Hi all, I spent few days now stuck on getting grammar rules to match a language grammar I’m working on. The language is called Csound and it has some unconventional ways it can make a function statement. It can in fact call a function with or without parenthesis, and it support comma seperated arguments as input and output parameters of a function call. And this is where Lezer is tripping me out, even with ambiguity char ~ I still can’t get this to work, so Im hoping to tap into some expert advice here.
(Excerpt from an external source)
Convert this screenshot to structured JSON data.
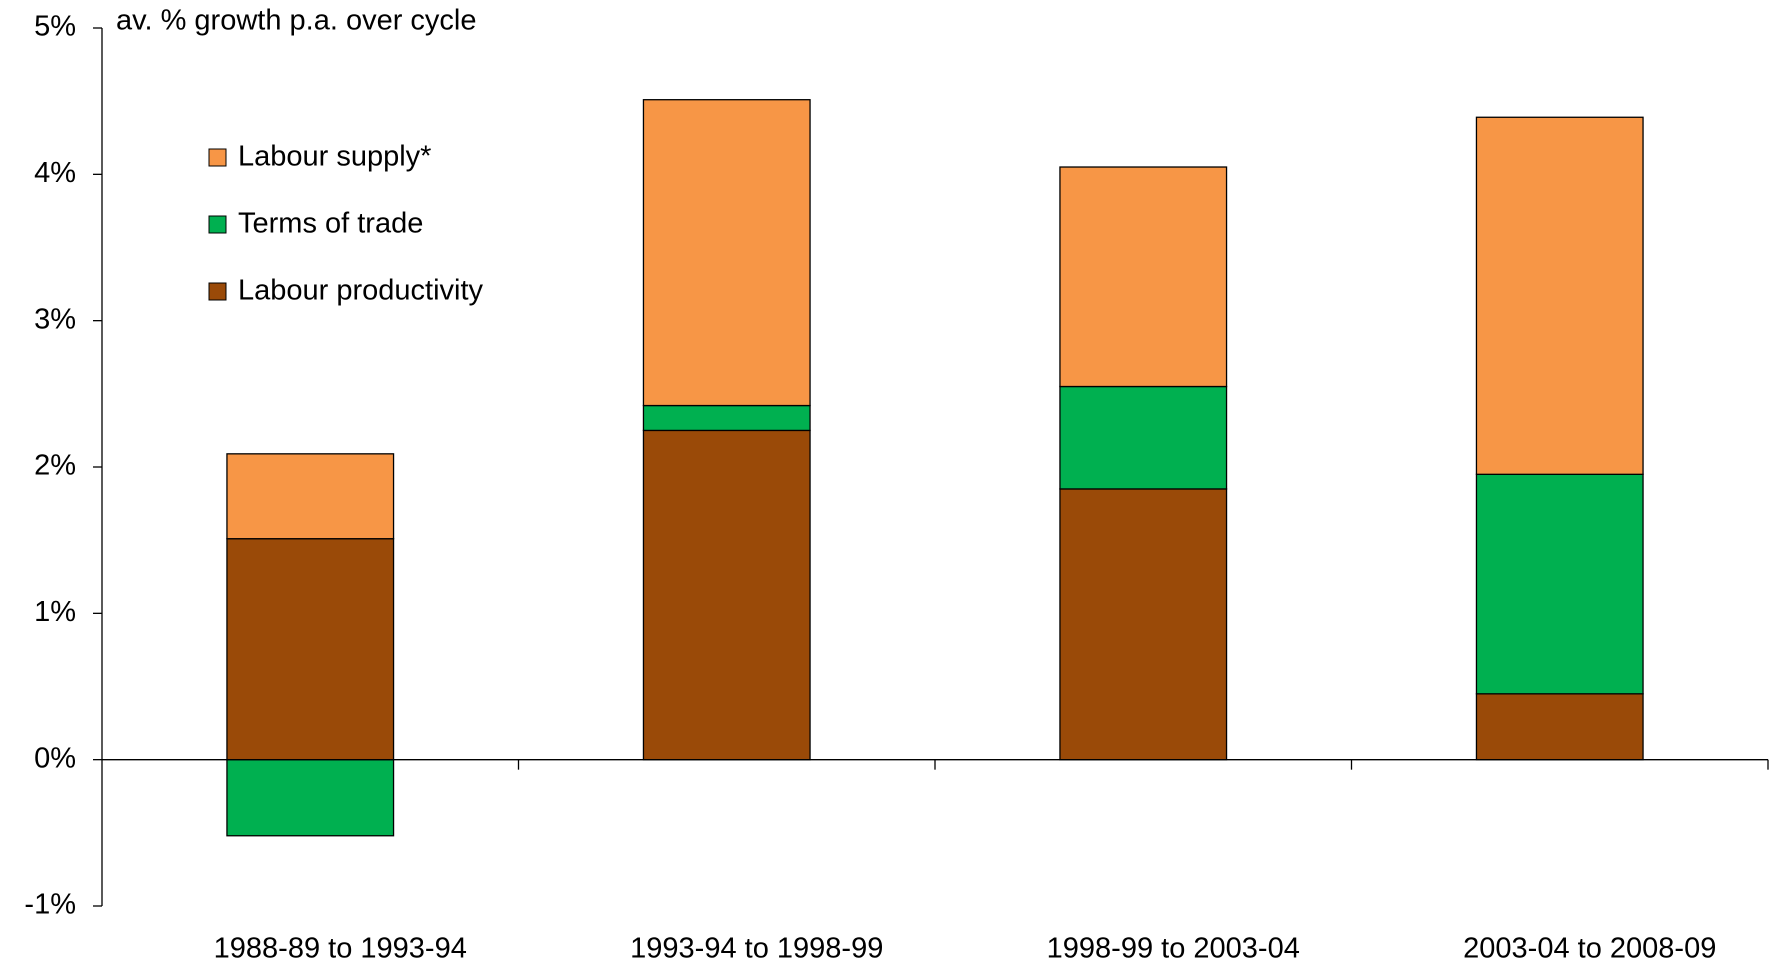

In Csound, a function has the archaic name Opcode, which I’ll use in this example.
You can call Opcode within an instr block like this with arguments ending with a newline that terminates the statement.
instr 1
sum 1, 2, 3
endin
this is easy enough and will work with grammar like this (note that Im leaving out some rules to make it shorter), note as well that variables in csound I’m calling SignalRateIdentifier, and those for example are the only identifier type allowed in opcode outputs.
@top Program { rootstatement* }
@skip { BlockComment | LineComment | space }
rootstatement {
InstrumentDeclaration | newline
}
statement {
OpcodeStatement
}
OpcodeStatement {
Opcode expressionCommaSep newline
}
opcodeOutputExpression { commaSep<SignalRateIdentifier> }
expressionNoComma {
Number |
String |
SignalRateIdentifier |
ParenthesizedExpression { "(" expressionNoComma ")" } |
BinaryExpression {
expressionNoComma !arithOpR arithOpRight expressionNoComma |
expressionNoComma !arithOpL arithOpLeft expressionNoComma
} |
ConditionalExpression {
expressionNoComma !ternary "?" expressionNoComma ":" expressionNoComma
} |
CallbackExpression { Opcode !call ArgList }
}
expressionCommaSep { commaSep< expressionNoComma> }
InstrumentDeclaration {
kw<"instr"> (FunctionName | Number) newline
statement*
InstrumentEnd
}
InstrumentEnd {
kw<"endin">
}
FunctionName { word }
SignalRateIdentifier { identifier }
Opcode { identifier }
kw<term> { @specialize[@name={term}]<identifier, term> }
@tokens {
LineComment { ";" ![\n]* | "//" ![\n]* }
BlockComment { "/*" blockCommentRest }
blockCommentRest { ![*] blockCommentRest | "*" blockCommentAfterStar }
blockCommentAfterStar { "/" | "*" blockCommentAfterStar | ![/*] blockCommentRest }
identifierChar { @asciiLetter | $[_$\u{a1}-\u{10ffff}] }
Number { ("+" | "-")? @digit? "."? @digit+ | ("+" | "-")? @digit+ "."? @digit* }
word { identifierChar (identifierChar | @digit)* }
identifier { word (":" $[iak])? }
@precedence { spaces, newline, identifier }
@precedence { spaces, newline, opcodeIdentifier }
@precedence { spaces, newline, word }
newline { $[\n\r]+ }
space { $[ \t]+ }
So here comes the ambiguity that I’ve been stuck on, csound allows for the following grammar, which trigger reduce/reduce errors in Lezer.
instr 1
signalRate opcode
signalRate1, signalRate2 opcode 1, 2, opcode(1 + 2)
opcode signalRate1, signalRate2, (1 + (2 * 3))
opcode
endin
My emphasis is on the statement rule itself, of opcode statement with either input and output, just either input or output, and a single opcode statement without input or output arguments.
This is my attempt to catch this pattern which fails, and maybe this is not even possible?
OpcodeStatement {
opcodeOutputExpression Opcode expressionCommaSep newline |
Opcode expressionCommaSep newline |
opcodeOutputExpression Opcode newline |
Opcode newline
}
the error usually complains about SignalRateIdentifier and Opcode conflicting with identifier token. So I try applying ~ operator, but that seems to confuse Lezer even more and it starts to give even worse results.
There’s a lot of context here but I’d be happy with even tiniest hint or tip!